FreeRTOS+TCP will not reply ping after unplug/plug eth cable when sending data

@michaelv

Can you put a breakpoint in this line and check if the read/write with PHY are still successful by checking the return value of HAL_ETH_ReadPHYRegister after the ETH cable disconnection?

Where is this log: xSTM32F_NetworkInterfaceInitialise returns 1 coming from?
Also, can you share the copy stm32 network interface file you use to associate the logs that you have shared with control flow?

The return value is successful, but I had to alter the xSTM32_PhyRead() and xSTM32_PhyWrite() because of access issue of my PHY.

It comes from @htibosch suggestion:

Here is the log again, and I’ve attached my NetworkInterface file.

FreeRTOS_AddEndPoint: MAC: 48-5c IPv4: ac1601e9ip
FreeRTOS_NetworkDown is called
xPhyReset: phyBMCR_RESET 0 ready
+TCP: advertise: 0101 config 3100
prvEthernetUpdateConfig: LS mask 00 Force 1
xSTM32F_NetworkInterfaceInitialise returns 0
xPhyCheckLinkStatus: PHY LS now 01
prvEMACHandlerTask LS has changed
prvEthernetUpdateConfig: LS mask 01 Force 0
Network buffers: 57 lowest 57
Heap: current 3360 lowest 3360
FreeRTOS_NetworkDown is called
Link Status is high
xSTM32F_NetworkInterfaceInitialise returns 1
Heap: current 1728 lowest 1728
xPhyCheckLinkStatus: PHY LS now 00
prvEMACHandlerTask LS has changed
prvEthernetUpdateConfig: LS mask 00 Force 0
FreeRTOS_NetworkDown is called
xSTM32F_NetworkInterfaceInitialise returns 0
FreeRTOS_NetworkDown is called
FreeRTOS_NetworkDown is called
FreeRTOS_NetworkDown is called
FreeRTOS_NetworkDown is called
FreeRTOS_NetworkDown is called
FreeRTOS_NetworkDown is called
FreeRTOS_NetworkDown is called
FreeRTOS_NetworkDown is called
FreeRTOS_NetworkDown is called
FreeRTOS_NetworkDown is called
FreeRTOS_NetworkDown is called
FreeRTOS_NetworkDown is called

NetworkInterface.c (55.5 KB)

Not sure if MV88E6071_WaitNotBusy is the right way to wait for the writes to get reflected as the MV88E6071_SMI_CMD is continuously polled. Did you take a look at how the Linux kernel does this [mv88e6xxx_smi_direct_wait] for similar (mv88e6xxx) PHYs?

I can’t find the string smi_direct_wait in the file you’re refering to.
The last bit of MV88E6071_SMI_CMD register is the reference whether the SMI read/write command is completed, so polling this register is the way to know it (as I understand).
From debugging MV88E6071_WaitNotBusy I saw that SMI operation completes by the time the first or the second iteration of the polling loop.

Any other suggestions?

I can’t find the string smi_direct_wait in the file you’re refering to.
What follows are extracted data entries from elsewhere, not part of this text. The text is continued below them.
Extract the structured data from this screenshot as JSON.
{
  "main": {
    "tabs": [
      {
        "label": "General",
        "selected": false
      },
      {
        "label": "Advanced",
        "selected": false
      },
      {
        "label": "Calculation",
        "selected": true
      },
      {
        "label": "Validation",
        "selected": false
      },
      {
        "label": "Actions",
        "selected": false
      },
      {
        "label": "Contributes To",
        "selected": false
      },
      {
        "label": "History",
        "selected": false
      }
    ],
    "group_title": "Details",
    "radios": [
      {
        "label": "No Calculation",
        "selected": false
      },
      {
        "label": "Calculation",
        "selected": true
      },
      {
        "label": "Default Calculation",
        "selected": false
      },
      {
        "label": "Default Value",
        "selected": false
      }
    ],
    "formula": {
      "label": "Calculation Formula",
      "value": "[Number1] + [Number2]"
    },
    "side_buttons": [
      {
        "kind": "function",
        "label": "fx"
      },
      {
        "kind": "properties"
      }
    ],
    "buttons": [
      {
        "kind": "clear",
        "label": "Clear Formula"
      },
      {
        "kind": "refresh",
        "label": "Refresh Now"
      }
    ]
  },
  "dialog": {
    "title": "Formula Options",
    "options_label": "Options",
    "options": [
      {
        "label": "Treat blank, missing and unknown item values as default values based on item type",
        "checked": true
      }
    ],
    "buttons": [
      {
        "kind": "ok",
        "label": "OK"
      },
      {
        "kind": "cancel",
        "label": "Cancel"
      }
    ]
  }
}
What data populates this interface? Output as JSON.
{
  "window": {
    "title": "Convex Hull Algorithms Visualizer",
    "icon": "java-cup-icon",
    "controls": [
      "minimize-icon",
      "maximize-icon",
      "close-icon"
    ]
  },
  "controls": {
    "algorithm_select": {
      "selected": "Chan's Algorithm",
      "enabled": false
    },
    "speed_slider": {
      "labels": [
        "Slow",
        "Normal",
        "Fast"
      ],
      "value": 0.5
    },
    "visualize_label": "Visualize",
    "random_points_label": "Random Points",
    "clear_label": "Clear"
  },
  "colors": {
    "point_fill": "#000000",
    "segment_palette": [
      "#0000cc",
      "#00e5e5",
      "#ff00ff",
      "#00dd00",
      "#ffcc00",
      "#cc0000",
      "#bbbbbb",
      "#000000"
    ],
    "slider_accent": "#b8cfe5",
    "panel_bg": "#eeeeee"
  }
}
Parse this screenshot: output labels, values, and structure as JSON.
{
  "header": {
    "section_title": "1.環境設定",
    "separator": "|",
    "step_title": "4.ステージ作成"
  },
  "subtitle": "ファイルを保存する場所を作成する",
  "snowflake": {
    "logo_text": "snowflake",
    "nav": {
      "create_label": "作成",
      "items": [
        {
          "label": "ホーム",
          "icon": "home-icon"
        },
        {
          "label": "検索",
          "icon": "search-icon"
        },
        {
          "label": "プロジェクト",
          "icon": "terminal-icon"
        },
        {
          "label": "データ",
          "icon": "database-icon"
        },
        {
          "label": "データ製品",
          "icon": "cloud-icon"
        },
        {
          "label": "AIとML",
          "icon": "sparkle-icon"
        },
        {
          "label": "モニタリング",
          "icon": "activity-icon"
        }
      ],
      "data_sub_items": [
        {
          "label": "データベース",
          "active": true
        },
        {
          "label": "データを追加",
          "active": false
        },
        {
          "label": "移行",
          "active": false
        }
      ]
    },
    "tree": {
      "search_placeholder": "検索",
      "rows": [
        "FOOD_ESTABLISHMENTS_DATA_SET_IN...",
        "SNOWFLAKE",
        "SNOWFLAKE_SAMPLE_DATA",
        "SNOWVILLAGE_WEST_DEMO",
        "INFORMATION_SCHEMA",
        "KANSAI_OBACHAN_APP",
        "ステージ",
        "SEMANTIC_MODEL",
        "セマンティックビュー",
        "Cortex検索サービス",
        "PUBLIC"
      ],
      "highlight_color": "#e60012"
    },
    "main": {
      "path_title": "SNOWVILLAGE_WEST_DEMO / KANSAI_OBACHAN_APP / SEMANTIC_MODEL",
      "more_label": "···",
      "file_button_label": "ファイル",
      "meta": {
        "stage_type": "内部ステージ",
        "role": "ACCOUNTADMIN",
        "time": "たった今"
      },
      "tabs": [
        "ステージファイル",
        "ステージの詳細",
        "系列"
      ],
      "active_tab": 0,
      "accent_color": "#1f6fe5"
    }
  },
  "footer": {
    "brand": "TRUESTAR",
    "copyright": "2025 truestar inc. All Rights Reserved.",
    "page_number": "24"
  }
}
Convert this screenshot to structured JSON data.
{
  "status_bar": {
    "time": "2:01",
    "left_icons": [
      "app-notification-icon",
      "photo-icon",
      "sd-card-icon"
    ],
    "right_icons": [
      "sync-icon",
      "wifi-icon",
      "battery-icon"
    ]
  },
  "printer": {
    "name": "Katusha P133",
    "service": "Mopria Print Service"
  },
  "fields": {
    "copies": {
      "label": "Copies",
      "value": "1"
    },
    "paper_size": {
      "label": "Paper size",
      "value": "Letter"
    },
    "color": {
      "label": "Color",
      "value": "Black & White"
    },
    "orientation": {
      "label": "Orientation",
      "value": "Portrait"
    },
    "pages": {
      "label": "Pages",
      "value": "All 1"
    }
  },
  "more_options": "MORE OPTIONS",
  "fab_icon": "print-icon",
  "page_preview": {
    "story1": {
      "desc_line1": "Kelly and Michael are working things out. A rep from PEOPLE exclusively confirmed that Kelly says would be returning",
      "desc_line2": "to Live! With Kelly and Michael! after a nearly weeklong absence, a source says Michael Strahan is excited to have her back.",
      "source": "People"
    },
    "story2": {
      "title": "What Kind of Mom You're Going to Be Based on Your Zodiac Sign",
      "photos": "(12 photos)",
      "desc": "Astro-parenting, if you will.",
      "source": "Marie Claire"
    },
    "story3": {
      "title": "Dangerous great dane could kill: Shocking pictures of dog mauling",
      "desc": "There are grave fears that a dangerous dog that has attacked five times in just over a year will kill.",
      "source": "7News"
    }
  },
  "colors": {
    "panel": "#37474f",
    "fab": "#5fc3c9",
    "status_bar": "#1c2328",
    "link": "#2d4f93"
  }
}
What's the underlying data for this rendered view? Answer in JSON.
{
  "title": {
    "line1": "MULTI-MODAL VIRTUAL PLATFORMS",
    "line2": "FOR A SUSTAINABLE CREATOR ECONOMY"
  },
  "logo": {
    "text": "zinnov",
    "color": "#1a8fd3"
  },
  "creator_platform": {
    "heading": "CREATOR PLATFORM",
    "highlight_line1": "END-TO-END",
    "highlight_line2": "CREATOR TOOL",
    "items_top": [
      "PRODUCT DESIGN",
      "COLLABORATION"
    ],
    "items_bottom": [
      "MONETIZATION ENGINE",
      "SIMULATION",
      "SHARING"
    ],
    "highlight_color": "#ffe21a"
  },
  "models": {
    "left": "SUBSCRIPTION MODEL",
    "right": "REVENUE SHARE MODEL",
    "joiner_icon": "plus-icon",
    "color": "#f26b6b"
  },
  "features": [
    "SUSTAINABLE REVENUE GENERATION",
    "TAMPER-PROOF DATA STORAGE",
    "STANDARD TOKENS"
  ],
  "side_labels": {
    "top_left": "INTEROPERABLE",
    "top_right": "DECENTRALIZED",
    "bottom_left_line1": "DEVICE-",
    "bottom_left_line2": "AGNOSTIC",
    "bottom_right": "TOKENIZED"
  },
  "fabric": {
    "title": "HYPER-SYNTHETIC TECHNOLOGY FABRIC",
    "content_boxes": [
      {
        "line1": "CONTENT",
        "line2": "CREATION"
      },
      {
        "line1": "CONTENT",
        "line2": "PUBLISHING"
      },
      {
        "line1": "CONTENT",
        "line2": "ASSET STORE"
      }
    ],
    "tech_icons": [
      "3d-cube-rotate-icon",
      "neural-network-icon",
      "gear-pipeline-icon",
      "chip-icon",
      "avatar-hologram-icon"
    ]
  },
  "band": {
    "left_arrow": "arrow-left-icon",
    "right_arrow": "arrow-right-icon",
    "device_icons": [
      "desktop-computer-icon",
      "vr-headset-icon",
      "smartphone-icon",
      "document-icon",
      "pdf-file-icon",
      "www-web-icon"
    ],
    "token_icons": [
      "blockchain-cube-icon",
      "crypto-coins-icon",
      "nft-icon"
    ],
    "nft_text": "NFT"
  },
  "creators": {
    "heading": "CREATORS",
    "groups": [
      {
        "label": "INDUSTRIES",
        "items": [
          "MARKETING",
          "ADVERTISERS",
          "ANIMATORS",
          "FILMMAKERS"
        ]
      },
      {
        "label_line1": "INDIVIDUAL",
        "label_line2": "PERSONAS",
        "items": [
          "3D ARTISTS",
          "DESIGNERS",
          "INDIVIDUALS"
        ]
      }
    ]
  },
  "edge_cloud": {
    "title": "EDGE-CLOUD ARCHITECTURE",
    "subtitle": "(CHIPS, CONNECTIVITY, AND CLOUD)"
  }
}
mv88e6xxx_smi_direct_wait is the function I was referring to.

Any other suggestions?

Its tricky without a datasheet or similar custom board to debug this. I would refer to the Linux kernel drivers to see if the PHY reads and writes are handled properly.

as I understand this function, it behaves pretty much the same as my MV88E6071_WaitNotBusy (plus it has a delay between retries).

before unplugging the cable everything works fine, so I assume that PHY access works correctly.

As I have responded here. The same STM32F4 network interface with lan8742a as PHY is able to detect link status change and bring the network back up once the network cable is reconnected.

before unplugging the cable everything works fine, so I assume that PHY access works correctly.

Since you are doing the PHY access indirectly, you might have to reach out to the PHY vendor to see how the link status change can be captured.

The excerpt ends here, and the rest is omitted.